In a report by The New York Times, according to an expert in pandemics and associate professor of Public Health from UC Irvine, Andrew Noymer, the reason that the death count of COVID-19 is much higher than the flu is that the latter has an annual vaccine and COVI-19 does not. Thus, more people are susceptible to COVID-19 than with flu.
It was also stated in the analysis by Dr. Ioannidis, that the true death rate is very difficult to determine while still in the middle of a pandemic. This is because the estimates are based on the confirmed cases rather than the true number of infections, which led to the possible overestimation of the virus' lethality.
Moreover, Dr. Ioannidis chose at a dozen of studies wherein seroprevalence is measured and showed the number of people in a population of samples that have developed antibodies against COVID-19. With this, he estimated the IFR by dividing the said number of people with antibodies by the number of deaths among people in the 12 studies.
According to him, the results showed that the rates only ranged from 0.25 to 0.4%.

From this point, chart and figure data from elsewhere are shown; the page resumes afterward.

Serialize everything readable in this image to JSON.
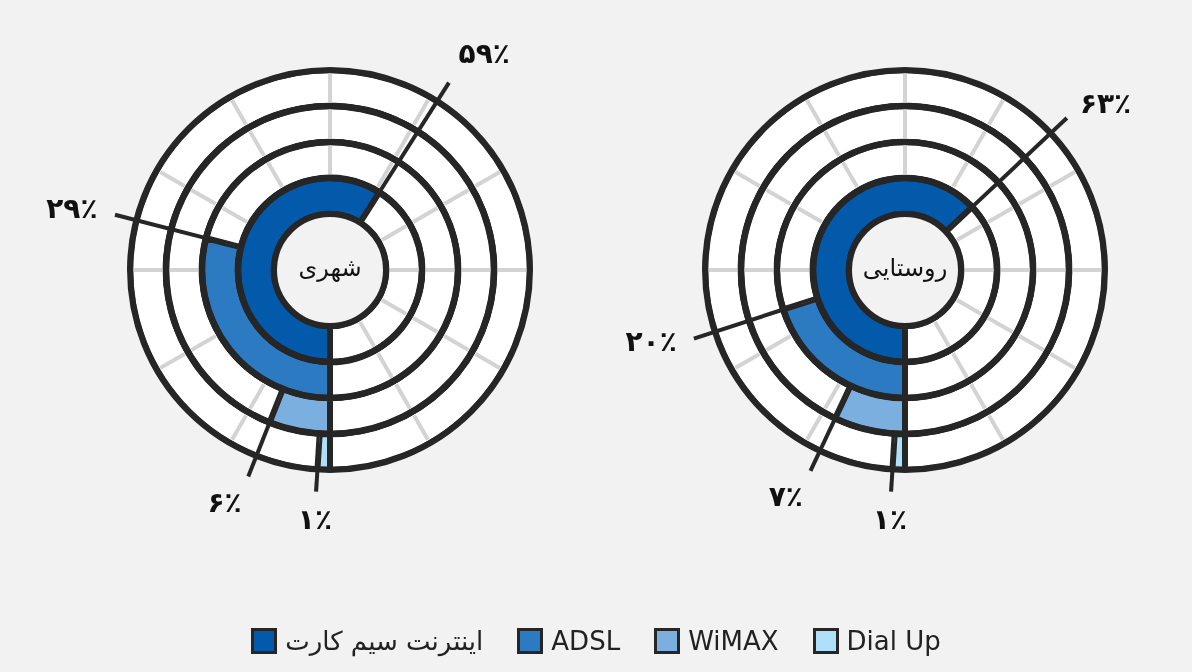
{
  "chart_data": [
    {
      "type": "donut",
      "title": "شهری",
      "categories": [
        "اینترنت سیم کارت",
        null
      ],
      "values": [
        59,
        41
      ],
      "colors": [
        "#035aab",
        "#ffffff"
      ],
      "value_labels": [
        "۵۹٪",
        null
      ],
      "legend": "bottom"
    },
    {
      "type": "donut",
      "categories": [
        "ADSL",
        null
      ],
      "values": [
        29,
        71
      ],
      "colors": [
        "#2c7bc2",
        "#ffffff"
      ],
      "value_labels": [
        "۲۹٪",
        null
      ],
      "legend": "bottom"
    },
    {
      "type": "donut",
      "categories": [
        "WiMAX",
        null
      ],
      "values": [
        6,
        94
      ],
      "colors": [
        "#7aafe0",
        "#ffffff"
      ],
      "value_labels": [
        "۶٪",
        null
      ],
      "legend": "bottom"
    },
    {
      "type": "donut",
      "categories": [
        "Dial Up",
        null
      ],
      "values": [
        1,
        99
      ],
      "colors": [
        "#aee0fa",
        "#ffffff"
      ],
      "value_labels": [
        "۱٪",
        null
      ],
      "legend": "bottom"
    },
    {
      "type": "donut",
      "title": "روستایی",
      "categories": [
        null,
        null
      ],
      "values": [
        63,
        37
      ],
      "colors": [
        "#035aab",
        "#ffffff"
      ],
      "value_labels": [
        "۶۳٪",
        null
      ]
    },
    {
      "type": "donut",
      "categories": [
        null,
        null
      ],
      "values": [
        20,
        80
      ],
      "colors": [
        "#2c7bc2",
        "#ffffff"
      ],
      "value_labels": [
        "۲۰٪",
        null
      ]
    },
    {
      "type": "donut",
      "categories": [
        null,
        null
      ],
      "values": [
        7,
        93
      ],
      "colors": [
        "#7aafe0",
        "#ffffff"
      ],
      "value_labels": [
        "۷٪",
        null
      ]
    },
    {
      "type": "donut",
      "categories": [
        null,
        null
      ],
      "values": [
        1,
        99
      ],
      "colors": [
        "#aee0fa",
        "#ffffff"
      ],
      "value_labels": [
        "۱٪",
        null
      ]
    }
  ]
}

Critics say calculations are flawed
However, Dr. Ioannidis' analysis was quickly called out by critics who said his work was flawed. The said critics also questioned the integrity of the studies that were chosen which included fatalities in blood donors who were healthy, but not a Spanish study on seroprevalence that was recently published and set the IFR to 1% to 1.3% which is at least three times the highest estimate in his analysis.
Meanwhile, Noymer agreed to the fact that the death rate is indeed lowed than what was initially estimated. But he said that this is expected given that there is still a growing case count. He also noted that what matters at the moment is the fact that the virus has killed many people in the US and worldwide making it very deadly.